Feedback de 35 redações com IA em uma tarde (sem a IA dar a nota)
Três comandos e um critério colado. No fim, cada aluno recebe 3 pontos fortes e 2 a melhorar, escritos e assinados por você — em uma tarde, não em um fim de semana.
Neste texto
Sexta, 14h, sala dos professores da escola particular. Na minha frente, 35 redações do 9º ano sobre “o celular na sala de aula”. Todas dissertativas, todas com 25 a 30 linhas. Eu já sabia a conta: uns 12 minutos por redação pra ler, marcar e escrever um comentário decente. Sete horas. Ou seja: sábado inteiro.
Gente, olha só o que acontecia antes. Nas primeiras dez redações eu escrevia comentário caprichado.

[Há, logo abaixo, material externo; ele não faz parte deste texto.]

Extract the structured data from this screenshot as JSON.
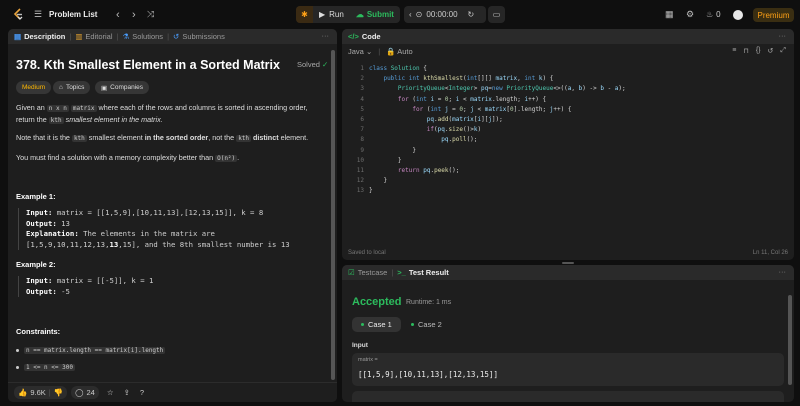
{
  "topbar": {
    "title": "Problem List",
    "run_label": "Run",
    "submit_label": "Submit",
    "timer": "00:00:00",
    "streak": "0",
    "premium_label": "Premium"
  },
  "desc_tabs": [
    "Description",
    "Editorial",
    "Solutions",
    "Submissions"
  ],
  "problem": {
    "title": "378. Kth Smallest Element in a Sorted Matrix",
    "status": "Solved",
    "difficulty": "Medium",
    "chip_topics": "Topics",
    "chip_companies": "Companies",
    "p1_a": "Given an ",
    "p1_code": "n x n",
    "p1_b": " ",
    "p1_code2": "matrix",
    "p1_c": " where each of the rows and columns is sorted in ascending order,",
    "p1_d": "return the ",
    "p1_sup": "kth",
    "p1_e": " smallest element in the matrix.",
    "p2_a": "Note that it is the ",
    "p2_sup": "kth",
    "p2_b": " smallest element ",
    "p2_bold": "in the sorted order",
    "p2_c": ", not the ",
    "p2_sup2": "kth",
    "p2_d": " distinct",
    "p2_e": " element.",
    "p3_a": "You must find a solution with a memory complexity better than ",
    "p3_code": "O(n²)",
    "p3_b": ".",
    "ex1_heading": "Example 1:",
    "ex1_l1_k": "Input:",
    "ex1_l1_v": " matrix = [[1,5,9],[10,11,13],[12,13,15]], k = 8",
    "ex1_l2_k": "Output:",
    "ex1_l2_v": " 13",
    "ex1_l3_k": "Explanation:",
    "ex1_l3_v": " The elements in the matrix are",
    "ex1_l4_a": "[1,5,9,10,11,12,13,",
    "ex1_l4_b": "13",
    "ex1_l4_c": ",15], and the 8th smallest number is 13",
    "ex2_heading": "Example 2:",
    "ex2_l1_k": "Input:",
    "ex2_l1_v": " matrix = [[-5]], k = 1",
    "ex2_l2_k": "Output:",
    "ex2_l2_v": " -5",
    "constraints_heading": "Constraints:",
    "c1": "n == matrix.length == matrix[i].length",
    "c2": "1 <= n <= 300",
    "likes": "9.6K",
    "comments": "24"
  },
  "code_panel": {
    "title": "Code",
    "language": "Java",
    "mode": "Auto",
    "saved": "Saved to local",
    "cursor": "Ln 11, Col 26",
    "line_numbers": [
      "1",
      "2",
      "3",
      "4",
      "5",
      "6",
      "7",
      "8",
      "9",
      "10",
      "11",
      "12",
      "13"
    ]
  },
  "test_panel": {
    "tab_testcase": "Testcase",
    "tab_result": "Test Result",
    "accepted": "Accepted",
    "runtime": "Runtime: 1 ms",
    "case1": "Case 1",
    "case2": "Case 2",
    "input_label": "Input",
    "var_name": "matrix =",
    "var_value": "[[1,5,9],[10,11,13],[12,13,15]]"
  }
}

Da vigésima em diante, virava “bom texto, cuidado com a vírgula”. A aluna da redação 31 recebia menos atenção que o da redação 3, e não era culpa dele. Era cansaço. Vinte e seis anos de sala e eu ainda me sentia injusta toda vez que chegava no fim da pilha.
Naquela sexta eu testei um jeito diferente. Terminei às 17h40, com um comentário próprio pra cada um dos 35. E a nota, essa, continuou saindo da minha caneta.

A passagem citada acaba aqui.